Switch expression behavior in Go - Time & Space Complexity
We want to understand how the time it takes to run a switch expression changes as the number of cases grows.
How does adding more cases affect the work the program does?
Analyze the time complexity of the following code snippet.
func checkValue(x int) string {
switch x {
case 1:
return "One"
case 2:
return "Two"
case 3:
return "Three"
default:
return "Other"
}
}
This function uses a switch to return a string based on the input number.
Identify the loops, recursion, array traversals that repeat.
- Primary operation: The switch checks each case one by one until it finds a match.
- How many times: In the worst case, it checks all cases once.
As the number of cases grows, the program may check more cases before finding a match.
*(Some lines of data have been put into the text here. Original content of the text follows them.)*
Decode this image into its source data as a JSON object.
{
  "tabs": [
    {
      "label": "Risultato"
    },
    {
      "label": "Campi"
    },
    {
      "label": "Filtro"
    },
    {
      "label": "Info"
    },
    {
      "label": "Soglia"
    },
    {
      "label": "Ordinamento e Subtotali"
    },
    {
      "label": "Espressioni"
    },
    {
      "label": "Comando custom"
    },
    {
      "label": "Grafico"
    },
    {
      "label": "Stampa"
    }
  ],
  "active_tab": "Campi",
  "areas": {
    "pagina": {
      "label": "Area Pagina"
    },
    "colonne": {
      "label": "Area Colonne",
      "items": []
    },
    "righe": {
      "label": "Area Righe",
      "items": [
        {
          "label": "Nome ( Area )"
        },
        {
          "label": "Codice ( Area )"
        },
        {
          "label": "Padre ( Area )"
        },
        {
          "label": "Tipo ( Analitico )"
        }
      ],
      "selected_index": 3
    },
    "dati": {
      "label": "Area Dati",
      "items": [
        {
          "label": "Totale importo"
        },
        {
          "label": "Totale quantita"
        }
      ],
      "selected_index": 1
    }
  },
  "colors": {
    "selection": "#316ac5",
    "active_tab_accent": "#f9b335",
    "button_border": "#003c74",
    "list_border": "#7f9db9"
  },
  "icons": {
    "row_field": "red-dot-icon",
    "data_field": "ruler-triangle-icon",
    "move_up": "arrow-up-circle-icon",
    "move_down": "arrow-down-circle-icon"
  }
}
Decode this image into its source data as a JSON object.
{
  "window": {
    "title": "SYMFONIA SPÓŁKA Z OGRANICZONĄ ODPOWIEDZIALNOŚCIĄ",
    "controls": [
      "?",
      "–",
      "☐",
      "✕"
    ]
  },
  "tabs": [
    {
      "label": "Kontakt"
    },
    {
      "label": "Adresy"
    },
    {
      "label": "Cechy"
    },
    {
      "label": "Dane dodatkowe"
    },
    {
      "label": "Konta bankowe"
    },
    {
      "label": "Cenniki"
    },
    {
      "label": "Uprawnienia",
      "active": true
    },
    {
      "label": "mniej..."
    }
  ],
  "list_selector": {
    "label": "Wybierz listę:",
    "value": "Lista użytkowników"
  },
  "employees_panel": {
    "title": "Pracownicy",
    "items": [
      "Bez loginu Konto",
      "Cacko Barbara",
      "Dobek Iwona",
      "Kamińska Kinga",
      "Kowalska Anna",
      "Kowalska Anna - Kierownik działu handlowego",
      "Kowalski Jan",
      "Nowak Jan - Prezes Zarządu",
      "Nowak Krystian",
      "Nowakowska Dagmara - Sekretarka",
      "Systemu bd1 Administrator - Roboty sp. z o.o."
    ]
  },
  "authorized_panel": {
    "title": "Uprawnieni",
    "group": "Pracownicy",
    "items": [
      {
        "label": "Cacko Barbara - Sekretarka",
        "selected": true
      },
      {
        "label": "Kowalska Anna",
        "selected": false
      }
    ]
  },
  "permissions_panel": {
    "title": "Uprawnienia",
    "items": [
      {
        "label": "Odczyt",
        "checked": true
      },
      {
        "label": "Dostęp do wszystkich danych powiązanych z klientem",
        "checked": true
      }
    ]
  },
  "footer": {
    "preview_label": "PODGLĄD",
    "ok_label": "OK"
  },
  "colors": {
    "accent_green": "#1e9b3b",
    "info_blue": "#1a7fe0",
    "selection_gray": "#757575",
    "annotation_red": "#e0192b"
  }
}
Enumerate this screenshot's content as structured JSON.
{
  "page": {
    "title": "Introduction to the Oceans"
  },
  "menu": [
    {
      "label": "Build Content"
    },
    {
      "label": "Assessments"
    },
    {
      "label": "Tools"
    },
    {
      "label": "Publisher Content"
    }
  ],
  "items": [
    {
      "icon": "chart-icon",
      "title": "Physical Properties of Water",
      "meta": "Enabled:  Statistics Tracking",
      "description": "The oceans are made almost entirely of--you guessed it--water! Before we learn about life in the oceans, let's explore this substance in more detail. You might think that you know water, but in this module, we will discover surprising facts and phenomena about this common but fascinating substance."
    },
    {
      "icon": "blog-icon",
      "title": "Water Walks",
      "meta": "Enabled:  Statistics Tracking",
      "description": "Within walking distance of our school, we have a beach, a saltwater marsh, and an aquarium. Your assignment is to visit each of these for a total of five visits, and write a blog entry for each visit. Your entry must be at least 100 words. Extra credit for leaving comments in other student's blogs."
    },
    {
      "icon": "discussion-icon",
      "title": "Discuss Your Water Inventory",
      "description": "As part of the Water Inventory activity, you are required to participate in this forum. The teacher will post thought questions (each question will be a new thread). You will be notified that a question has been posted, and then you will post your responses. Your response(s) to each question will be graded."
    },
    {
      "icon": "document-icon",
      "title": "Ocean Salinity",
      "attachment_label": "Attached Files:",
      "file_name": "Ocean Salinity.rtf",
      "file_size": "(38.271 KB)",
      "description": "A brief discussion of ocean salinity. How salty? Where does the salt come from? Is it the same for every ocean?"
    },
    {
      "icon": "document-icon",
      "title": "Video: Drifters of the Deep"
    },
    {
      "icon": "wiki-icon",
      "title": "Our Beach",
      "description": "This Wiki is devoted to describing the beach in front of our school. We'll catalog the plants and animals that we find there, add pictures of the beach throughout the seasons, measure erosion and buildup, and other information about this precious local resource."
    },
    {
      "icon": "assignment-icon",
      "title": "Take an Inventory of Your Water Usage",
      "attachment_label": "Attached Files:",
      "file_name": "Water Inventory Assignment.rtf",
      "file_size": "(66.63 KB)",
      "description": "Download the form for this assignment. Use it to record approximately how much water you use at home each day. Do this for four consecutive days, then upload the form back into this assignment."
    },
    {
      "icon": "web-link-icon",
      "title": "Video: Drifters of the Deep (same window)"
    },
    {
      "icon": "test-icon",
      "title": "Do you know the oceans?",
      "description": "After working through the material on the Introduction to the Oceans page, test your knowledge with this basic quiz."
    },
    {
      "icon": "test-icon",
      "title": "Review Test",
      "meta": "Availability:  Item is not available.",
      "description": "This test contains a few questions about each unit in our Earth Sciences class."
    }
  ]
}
| Number of Cases (n) | Approx. Checks |
|---|---|
| 3 | Up to 3 checks |
| 10 | Up to 10 checks |
| 100 | Up to 100 checks |
Pattern observation: The number of checks grows roughly in a straight line with the number of cases.
Time Complexity: O(n)
This means the time to find the matching case grows linearly with the number of cases.
[X] Wrong: "Switch statements always run in constant time no matter how many cases there are."
[OK] Correct: The switch checks cases one by one, so more cases mean more checks in the worst case.
Understanding how switch statements scale helps you explain code efficiency clearly and shows you think about how programs work under the hood.
"What if the switch used a map lookup instead of cases? How would the time complexity change?"